Lorelei Shark, WLUP’s first “Rock Girl.”
But while 95 Five definitely evokes rock radio’s past, it’s also bonded to the male listener’s own individual past, when he might have been king of his own little world. The modern day splintering of radio formats, demographics, and popular culture in general has made him less relevant, his music more muted. Request lines used to crackle, and nighttime “first time, long time” call-ins were more important than any heart, thumb, or like. Instead of tweets into the void it was XXL promotional T-shirts, and boorish bumper stickers, and domestic beer tent sponsorships, and making the scene at Saturday morning live remotes staged at car dealerships, where a giant inflatable station logo pulled at its stakes in the stiff summer breeze. When Metallica cranked from every beat-up Sony 5-disc changer, radio mattered. It influenced humans’ lives, instead of humans becoming influencers. 

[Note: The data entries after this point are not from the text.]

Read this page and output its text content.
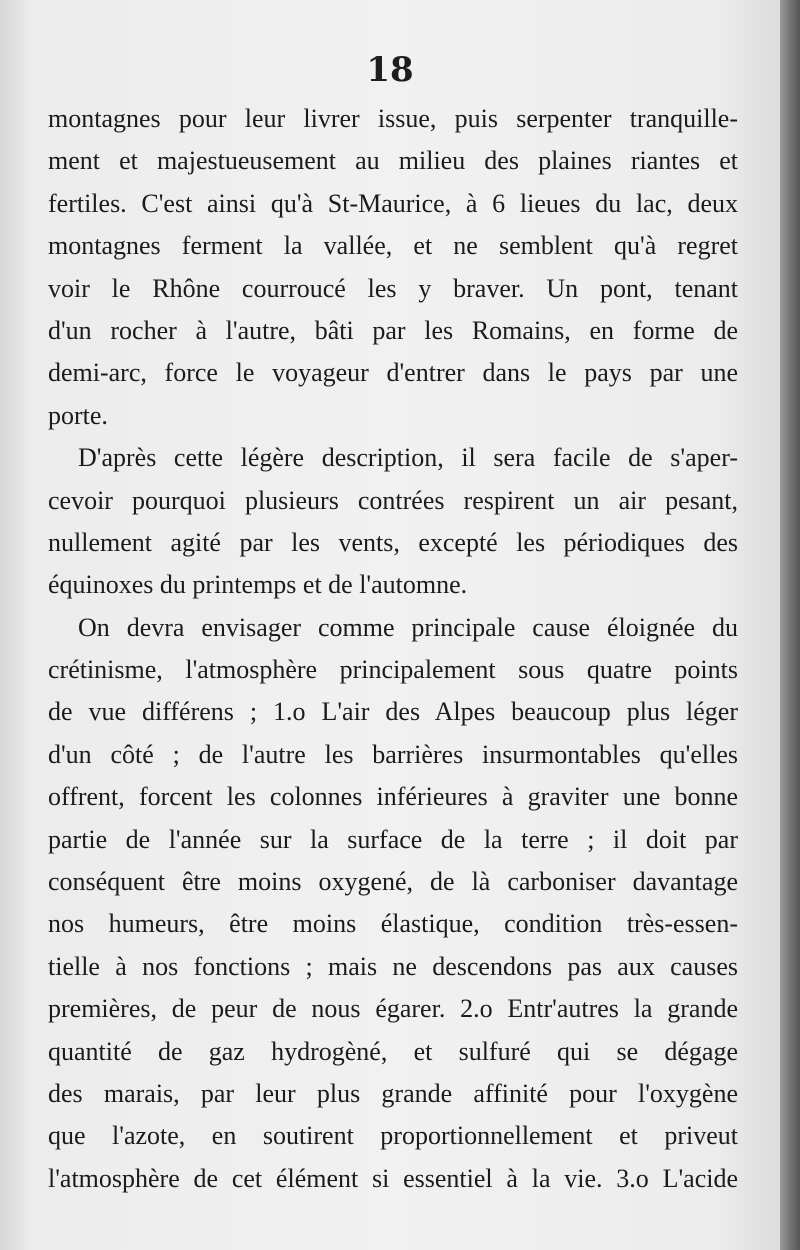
18
montagnes pour leur livrer issue, puis serpenter tranquille-
ment et majestueusement au milieu des plaines riantes et
fertiles. C'est ainsi qu'à St-Maurice, à 6 lieues du lac, deux
montagnes ferment la vallée, et ne semblent qu'à regret
voir le Rhône courroucé les y braver. Un pont, tenant
d'un rocher à l'autre, bâti par les Romains, en forme de
demi-arc, force le voyageur d'entrer dans le pays par une
porte.
D'après cette légère description, il sera facile de s'aper-
cevoir pourquoi plusieurs contrées respirent un air pesant,
nullement agité par les vents, excepté les périodiques des
équinoxes du printemps et de l'automne.
On devra envisager comme principale cause éloignée du
crétinisme, l'atmosphère principalement sous quatre points
de vue différens ; 1.o L'air des Alpes beaucoup plus léger
d'un côté ; de l'autre les barrières insurmontables qu'elles
offrent, forcent les colonnes inférieures à graviter une bonne
partie de l'année sur la surface de la terre ; il doit par
conséquent être moins oxygené, de là carboniser davantage
nos humeurs, être moins élastique, condition très-essen-
tielle à nos fonctions ; mais ne descendons pas aux causes
premières, de peur de nous égarer. 2.o Entr'autres la grande
quantité de gaz hydrogèné, et sulfuré qui se dégage
des marais, par leur plus grande affinité pour l'oxygène
que l'azote, en soutirent proportionnellement et priveut
l'atmosphère de cet élément si essentiel à la vie. 3.o L'acide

And if rock radio mattered, then so did the world portrayed in the songs it played, when the male superego carried the world’s water. He mattered. He wielded his power and the rewards arrived. He was impervious to sorrow, shielded from pain. Breakups never hurt him. He bled only as a show of force. He didn’t need nothin’ but a good time. How could anyone resist?

It has been suggested that Foo Fighters are doing yeoman’s work, upholding the title belt of America’s Rock Band in a world with fewer and fewer contenders. As each successive generation is given its designation letter (does it flip back to A next?), it also settles into slimmer and slimmer niches, tiny spaces somehow filled with a million references and resets and throwbacks all at once, in 2:59 and at 120 bpm. But the clodding trad rock band and its dutiful male listener, who is two-fisting plastic cups of warm domestic piss on a hill at some shed in BFE, the bill of his backwards hat nodding furiously as Dave Grohl yowls and the band bangs away, forever pledging fealty to the rock gods of yore, they are in a niche now, too. There’s less room to move in there, but for them there’s still real comfort in the obnoxiousness megaphone, even if it’s inverted.         

JTL

The featured image is taken from the gatefold sleeve of Rainbow’s album, Long Live Rock ‘N’ Roll (Polydor, 1978). There’s a fascinating story about the true origins of that photo.

One thought on “WHO MADE WHO: Rock radio, targeted males, and the tyranny of nostalgia”

  1. Excellent! Hallucinations and flashbacks to the good old fm days of yore ensued. Yeah I recall a weekend in roughly 1985 when wlav played the best 100 songs of rock history in descending order. As Sunday evening came around the stereo got louder and louder. The whole thing wrapped up with. 4. Hotel california 3. Baba o’riley 2. Freebird. 1. Stairway. This was an understood mt rushmore of getting high and drinking ye old miller.

    the broad vs narrow gate point you covered well in many respects.

    I suppose it is after all nostalgia when i say that those halcyon days are gone.